= Louise Giovanelli =

British painter

Louise Giovanelli (born 1993) is a British painter.

==Biography==

Giovanelli was raised in Monmouth, south Wales by parents of Italian and Irish Catholic descent. She received a Bachelor's degree from the Manchester School of Art in 2015, and completed postgraduate studies at the Städelschule in Frankfurt am Main in 2020.

Her works primarily feature subjects chosen for their formal qualities, including staged photographs, film stills, classical sculpture, and architectural elements. Her work is included in the collections of the Manchester Art Gallery, the Akzo Nobel Art Foundation, Amsterdam and the United Kingdom Government Art Collection.

She is one of the founders of the Apollo Painting School. In 2025 she was one of the judges of the John Moores Painting Prize, won by Ally Fallon, a graduate of the Apollo school.

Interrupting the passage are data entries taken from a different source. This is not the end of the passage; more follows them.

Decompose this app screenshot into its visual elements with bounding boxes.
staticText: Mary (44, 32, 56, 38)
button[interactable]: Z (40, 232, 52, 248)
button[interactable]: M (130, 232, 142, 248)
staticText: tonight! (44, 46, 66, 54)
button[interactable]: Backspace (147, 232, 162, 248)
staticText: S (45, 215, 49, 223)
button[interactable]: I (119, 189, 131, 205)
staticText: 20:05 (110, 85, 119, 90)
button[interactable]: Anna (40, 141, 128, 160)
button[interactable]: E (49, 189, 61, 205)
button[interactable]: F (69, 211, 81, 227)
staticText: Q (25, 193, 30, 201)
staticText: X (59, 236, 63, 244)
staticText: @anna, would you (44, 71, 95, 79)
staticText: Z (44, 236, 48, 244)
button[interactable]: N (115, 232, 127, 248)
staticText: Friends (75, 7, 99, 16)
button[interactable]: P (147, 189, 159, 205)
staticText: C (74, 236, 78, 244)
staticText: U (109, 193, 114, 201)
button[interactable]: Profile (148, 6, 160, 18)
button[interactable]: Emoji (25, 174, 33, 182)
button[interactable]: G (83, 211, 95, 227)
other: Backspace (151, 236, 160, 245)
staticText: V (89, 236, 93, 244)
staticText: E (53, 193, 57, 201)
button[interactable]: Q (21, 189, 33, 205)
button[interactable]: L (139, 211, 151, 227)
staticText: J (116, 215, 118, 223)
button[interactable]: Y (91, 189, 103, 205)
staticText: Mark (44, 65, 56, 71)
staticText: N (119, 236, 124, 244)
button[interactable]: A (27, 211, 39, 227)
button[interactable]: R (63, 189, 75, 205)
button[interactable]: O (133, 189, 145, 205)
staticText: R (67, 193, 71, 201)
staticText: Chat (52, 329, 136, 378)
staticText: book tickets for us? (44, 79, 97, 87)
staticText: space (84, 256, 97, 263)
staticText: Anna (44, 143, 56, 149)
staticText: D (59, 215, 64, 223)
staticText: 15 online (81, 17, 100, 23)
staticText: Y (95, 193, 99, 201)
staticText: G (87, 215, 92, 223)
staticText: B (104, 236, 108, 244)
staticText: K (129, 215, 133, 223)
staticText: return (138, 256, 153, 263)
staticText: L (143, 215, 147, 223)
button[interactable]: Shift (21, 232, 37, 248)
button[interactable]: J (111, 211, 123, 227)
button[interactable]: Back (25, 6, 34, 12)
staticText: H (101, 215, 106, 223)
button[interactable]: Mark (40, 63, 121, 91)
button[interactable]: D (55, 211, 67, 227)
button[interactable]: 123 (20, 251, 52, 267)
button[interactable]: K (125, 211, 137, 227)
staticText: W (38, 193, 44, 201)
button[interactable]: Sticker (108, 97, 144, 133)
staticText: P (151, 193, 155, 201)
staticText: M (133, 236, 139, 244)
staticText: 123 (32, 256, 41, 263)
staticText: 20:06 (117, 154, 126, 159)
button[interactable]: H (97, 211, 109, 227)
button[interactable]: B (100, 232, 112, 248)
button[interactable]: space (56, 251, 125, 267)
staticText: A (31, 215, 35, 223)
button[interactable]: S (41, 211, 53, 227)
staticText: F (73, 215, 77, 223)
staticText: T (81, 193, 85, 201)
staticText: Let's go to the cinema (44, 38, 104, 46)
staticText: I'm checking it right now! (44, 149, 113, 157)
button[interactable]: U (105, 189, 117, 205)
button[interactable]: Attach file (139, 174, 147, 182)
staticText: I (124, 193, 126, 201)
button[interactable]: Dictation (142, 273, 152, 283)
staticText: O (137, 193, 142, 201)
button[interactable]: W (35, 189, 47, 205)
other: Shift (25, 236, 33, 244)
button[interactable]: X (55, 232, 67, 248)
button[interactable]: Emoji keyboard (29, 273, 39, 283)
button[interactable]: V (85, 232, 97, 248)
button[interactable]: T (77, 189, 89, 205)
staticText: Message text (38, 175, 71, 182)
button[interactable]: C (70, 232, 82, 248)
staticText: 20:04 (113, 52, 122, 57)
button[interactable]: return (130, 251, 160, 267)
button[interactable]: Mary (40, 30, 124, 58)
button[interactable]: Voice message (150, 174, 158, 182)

She was also judge of the 2025 New Contemporaries and four graduates of Louise Giovanelli's Apollo School were selected as finalists.

== Solo Exhibitions ==
- Louise Giovanelli: A Song of Ascents (18 October 2024 - 1 March 2026), Villa Stuck, Munich, Germany.
- Louise Giovanelli: A Song of Ascents (23 November 2024 - 21 April 2025), The Hepworth Wakefield, Wakefield, UK.
- Louise Giovanelli. Here on Earth (26 March – 18 May 2024), White Cube, Hong Kong.
- Louise Giovanelli - Paintings 2019 - 2024 (23 March - 16 June 2024), He Art Museum (HEM), Foshan, China.
- Louise Giovanelli (6 June 2019 - 19 April 2020), Manchester Art Gallery, Manchester, UK.